In the field of computer science, there is perhaps no more fundamental task than to sort. Bubble, heap, merge—take your pick. The methods for reordering data inside a computer have been theorized to death, served as practice exercises for millions of novices, and been optimized for decades by expert developers. Type a sort() function in any programming language, and it’s code you can rely on. Don’t touch it. It already works great.
But last year, an AI system developed by engineers at Google’s Deepmind improved on great by just enough to matter. The system, which Deepmind calls AlphaDev, was tasked with coming up with a new way to sort short sequences in numbers in C++, the popular coding language. It meant going under the hood and having the AI build new algorithms in assembly code—the instructions that bridge the gap between programming languages like C++ and computer hardware. When a C++ developer tells the computer to “sort,” those commands are converted into machine-readable code that tells a computer’s memory and processor exactly what to do: where to move data, and how to change it. It’s where bits meet the metal.
The experiment worked. Since April of last year, C++ has been running slightly faster, thanks to a new set of AI-concocted sorting algorithms. But according to AlphaDev’s engineers, who described the work today in Nature, that’s just the first step. “We want to optimize the entire computing stack,” says Daniel Mankowitz, a staff research scientist at Deepmind who led the sorting project. Mankowitz says that AlphaDev has already improved algorithms not just for sorting, but also for other basic tasks like hashing.
“I think this work is incredibly exciting,” says Armando Solar-Lezama, an expert in program synthesis at MIT, who wasn’t involved in the research. It’s useful to have AI come up with a new sorting algorithm; it’s a much bigger deal to build an AI that can learn how to write state-of-the-art code across a variety of tasks, he says. That means AlphaDev has started to learn something more fundamental about the art of coding itself.
That comes with significant constraints, of course. “These are tiny, tiny programs,” he adds—totaling no more than a few dozen instructions in assembly code. But those tiny programs often represent big bottlenecks for computer performance, having been optimized as far as people can push them. Overall, AlphaDev’s new C++ sorting algorithms are 1.7 percent more efficient than the prior methods when sorting long sequences of numbers, and up to 70 percent faster for five-item sequences. At scale, these improvements add up, Mankowitz says. Since the AI-written code was submitted to Libc++, a major open-source library for C++, he estimates the algorithms have been used trillions of times a day.

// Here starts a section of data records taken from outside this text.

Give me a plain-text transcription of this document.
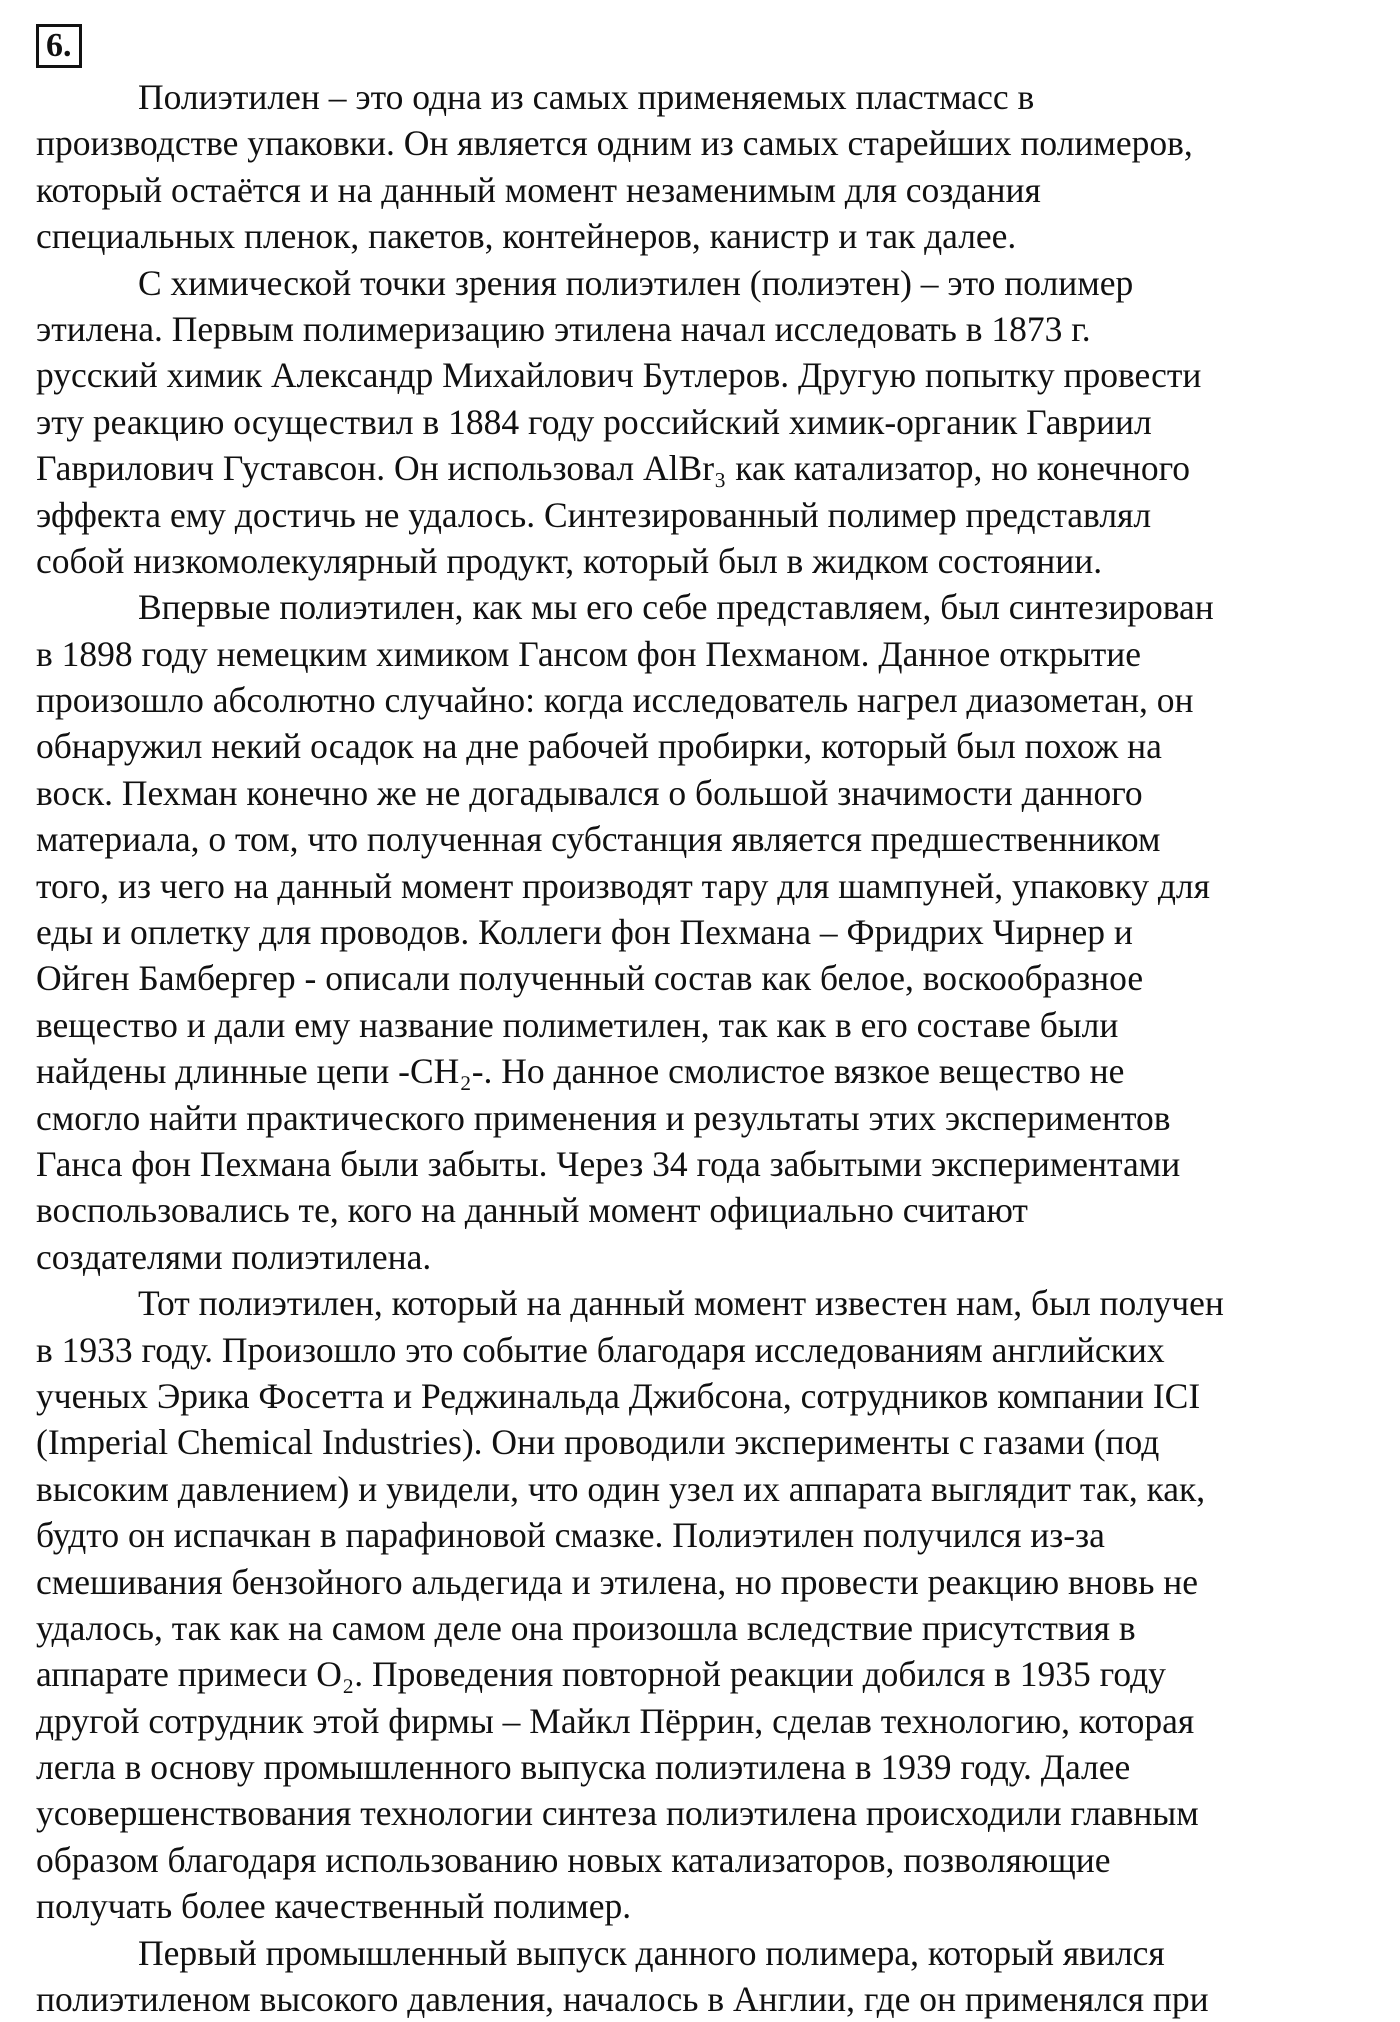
6.

Полиэтилен – это одна из самых применяемых пластмасс в
производстве упаковки. Он является одним из самых старейших полимеров,
который остаётся и на данный момент незаменимым для создания
специальных пленок, пакетов, контейнеров, канистр и так далее.

С химической точки зрения полиэтилен (полиэтен) – это полимер
этилена. Первым полимеризацию этилена начал исследовать в 1873 г.
русский химик Александр Михайлович Бутлеров. Другую попытку провести
эту реакцию осуществил в 1884 году российский химик-органик Гавриил
Гаврилович Густавсон. Он использовал AlBr₃ как катализатор, но конечного
эффекта ему достичь не удалось. Синтезированный полимер представлял
собой низкомолекулярный продукт, который был в жидком состоянии.

Впервые полиэтилен, как мы его себе представляем, был синтезирован
в 1898 году немецким химиком Гансом фон Пехманом. Данное открытие
произошло абсолютно случайно: когда исследователь нагрел диазометан, он
обнаружил некий осадок на дне рабочей пробирки, который был похож на
воск. Пехман конечно же не догадывался о большой значимости данного
материала, о том, что полученная субстанция является предшественником
того, из чего на данный момент производят тару для шампуней, упаковку для
еды и оплетку для проводов. Коллеги фон Пехмана – Фридрих Чирнер и
Ойген Бамбергер - описали полученный состав как белое, воскообразное
вещество и дали ему название полиметилен, так как в его составе были
найдены длинные цепи -CH₂-. Но данное смолистое вязкое вещество не
смогло найти практического применения и результаты этих экспериментов
Ганса фон Пехмана были забыты. Через 34 года забытыми экспериментами
воспользовались те, кого на данный момент официально считают
создателями полиэтилена.

Тот полиэтилен, который на данный момент известен нам, был получен
в 1933 году. Произошло это событие благодаря исследованиям английских
ученых Эрика Фосетта и Реджинальда Джибсона, сотрудников компании ICI
(Imperial Chemical Industries). Они проводили эксперименты с газами (под
высоким давлением) и увидели, что один узел их аппарата выглядит так, как,
будто он испачкан в парафиновой смазке. Полиэтилен получился из-за
смешивания бензойного альдегида и этилена, но провести реакцию вновь не
удалось, так как на самом деле она произошла вследствие присутствия в
аппарате примеси O₂. Проведения повторной реакции добился в 1935 году
другой сотрудник этой фирмы – Майкл Пёррин, сделав технологию, которая
легла в основу промышленного выпуска полиэтилена в 1939 году. Далее
усовершенствования технологии синтеза полиэтилена происходили главным
образом благодаря использованию новых катализаторов, позволяющие
получать более качественный полимер.

Первый промышленный выпуск данного полимера, который явился
полиэтиленом высокого давления, началось в Англии, где он применялся при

Those improvements are thanks to a technique called reinforcement learning, which is the same approach used to help Deepmind’s AI master games like chess and Go. This type of AI learns by doing. It works by treating a given task—like writing an assembly program—as a game, in which the AI receives rewards for making smart moves that increase the program’s efficiency. Over time, the system works to maximize this reward, resulting in a winning Go strategy or a quicker assembly program. This differs from the sort of AI found in large language models like GPT-4, which rely on huge amounts of data to learn how to write words or code. That’s great for producing writing that mirrors the tone of the internet or producing common segments of code. But it’s not so good at producing novel, state-of-the-art solutions to coding challenges the AI has never seen before.